Reaction from fellow classmates was immediate. As more students came out in full force to sign up, the group reached out to program coordinators and directors/associate program directors and asked them to share widely. Nearly 100 medical students have signed up to volunteer, with the response from residents and attendings overwhelmingly positive and gracious. Students interested in volunteering are encouraged to sign up here.
Moses said they’ve received warm wishes and gratitude from physicians at Henry Ford Health System, Detroit Medical Center and Ascension Health, as well as from current School of Medicine Dean Jack D. Sobel, M.D., and incoming Dean Mark Schweitzer, M.D. Health care workers who need help can sign up here.
“When we were pulled off our rotations to help curb the spread, I wanted to help in whatever way I could to alleviate the burden,” Sidhu said. “After talking with more of my peers and connecting with Diana and Tabitha, I realized so many of us felt the same. By organizing as a group, we could help, even if we couldn’t make an impact on the floors.”
Throughout Sidhu’s rotations, she said, her mentors helped mold her identity as a future clinician. Training in Detroit, she witnessed the medical community’s love for the city and its people. She also saw the pride in providing care for an often uninsured and under-treated population. As an extension of that love and pride, she said, they taught future physicians, such as herself, how to do the same for the community they love.

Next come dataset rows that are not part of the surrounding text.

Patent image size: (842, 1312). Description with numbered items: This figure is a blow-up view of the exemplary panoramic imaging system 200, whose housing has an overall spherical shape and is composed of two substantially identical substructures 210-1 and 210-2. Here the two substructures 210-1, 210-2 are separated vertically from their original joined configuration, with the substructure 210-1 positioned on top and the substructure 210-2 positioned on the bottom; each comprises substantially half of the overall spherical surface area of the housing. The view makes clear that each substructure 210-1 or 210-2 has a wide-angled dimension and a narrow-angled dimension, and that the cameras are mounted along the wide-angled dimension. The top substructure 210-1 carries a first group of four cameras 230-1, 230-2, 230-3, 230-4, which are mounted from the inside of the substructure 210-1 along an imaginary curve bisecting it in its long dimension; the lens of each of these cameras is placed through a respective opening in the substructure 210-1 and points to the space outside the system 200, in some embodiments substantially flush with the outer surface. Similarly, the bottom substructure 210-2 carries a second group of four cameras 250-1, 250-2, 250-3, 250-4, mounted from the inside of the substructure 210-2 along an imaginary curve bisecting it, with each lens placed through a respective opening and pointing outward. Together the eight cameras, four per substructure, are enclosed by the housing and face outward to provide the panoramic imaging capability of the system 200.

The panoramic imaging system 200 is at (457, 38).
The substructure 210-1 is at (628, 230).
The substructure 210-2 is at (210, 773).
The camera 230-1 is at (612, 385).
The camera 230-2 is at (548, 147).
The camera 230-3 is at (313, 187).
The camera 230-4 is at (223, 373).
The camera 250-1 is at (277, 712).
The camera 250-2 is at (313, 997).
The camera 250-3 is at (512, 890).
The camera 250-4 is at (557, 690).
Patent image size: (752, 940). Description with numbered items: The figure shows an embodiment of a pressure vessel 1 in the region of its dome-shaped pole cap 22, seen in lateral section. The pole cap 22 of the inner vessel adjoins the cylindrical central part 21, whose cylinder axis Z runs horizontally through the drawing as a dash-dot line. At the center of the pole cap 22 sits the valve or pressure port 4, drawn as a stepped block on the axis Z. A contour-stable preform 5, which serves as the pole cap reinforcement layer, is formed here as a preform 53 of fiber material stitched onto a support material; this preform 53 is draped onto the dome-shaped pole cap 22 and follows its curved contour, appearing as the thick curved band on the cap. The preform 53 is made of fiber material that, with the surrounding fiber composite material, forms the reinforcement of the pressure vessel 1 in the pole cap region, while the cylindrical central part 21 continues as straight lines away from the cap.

“Which is why it didn’t come as a surprise to me that not one attending or resident I spoke with was hesitant or unwilling to be at the front lines of the COVID-19 crisis,” Sidhu said. “What was a surprise — a very disheartening one at that — was hearing about their hurdles in handling life tasks in order to prepare for the worst when COVID-19 stressed metro Detroit’s health care systems.”
Alaouie, who recently matched into internal medicine at Henry Ford Hospital in Detroit, said not a day goes by that she hasn’t felt as if she facilitated someone’s treatment or assisted in making their stay in the hospital during a vulnerable time a bit better. She sees volunteering to help during this stressful time to take care of her health care family as an extension of that.
“My passion for medicine is fueled by my dedication to serve others and the community,” Alaouie said. “Having my clinical years in the metro Detroit area has allowed me to develop a passion for the underserved.”
All volunteers have some level of clinical training, Moses said, and recognize the importance of keeping themselves and the people they help safe. There are a set of guidelines for student volunteers and families receiving help. They also ask that students do not participate if they have had a known exposure within the past 14 days or if they are symptomatic.
“It is very important to protect the health of our volunteers and health care worker families to ensure we do not contribute to the spread of this virus,” Moses said. “We expect everyone involved to be vigilant about their own health so as to not put anyone else at risk.”
This isn’t the only act of volunteerism from School of Medicine students. Many are working with the medical school’s administration to start up other COVID-19 response efforts such as increasing blood donations by healthy students and community members, and collecting/delivering PPE donations to health care front line workers. Additionally, many medical students have signed up to participate in COVID-19 testing efforts taking place over the next eight weeks at the former Michigan State Fairgrounds site.
“Improving our community is very important to all of us,” Alaouie said. “I know most students at the School of Medicine take it as a social responsibility. It is through the help of altruistic and humanistic medical students that leads to positive evolution in our local community.”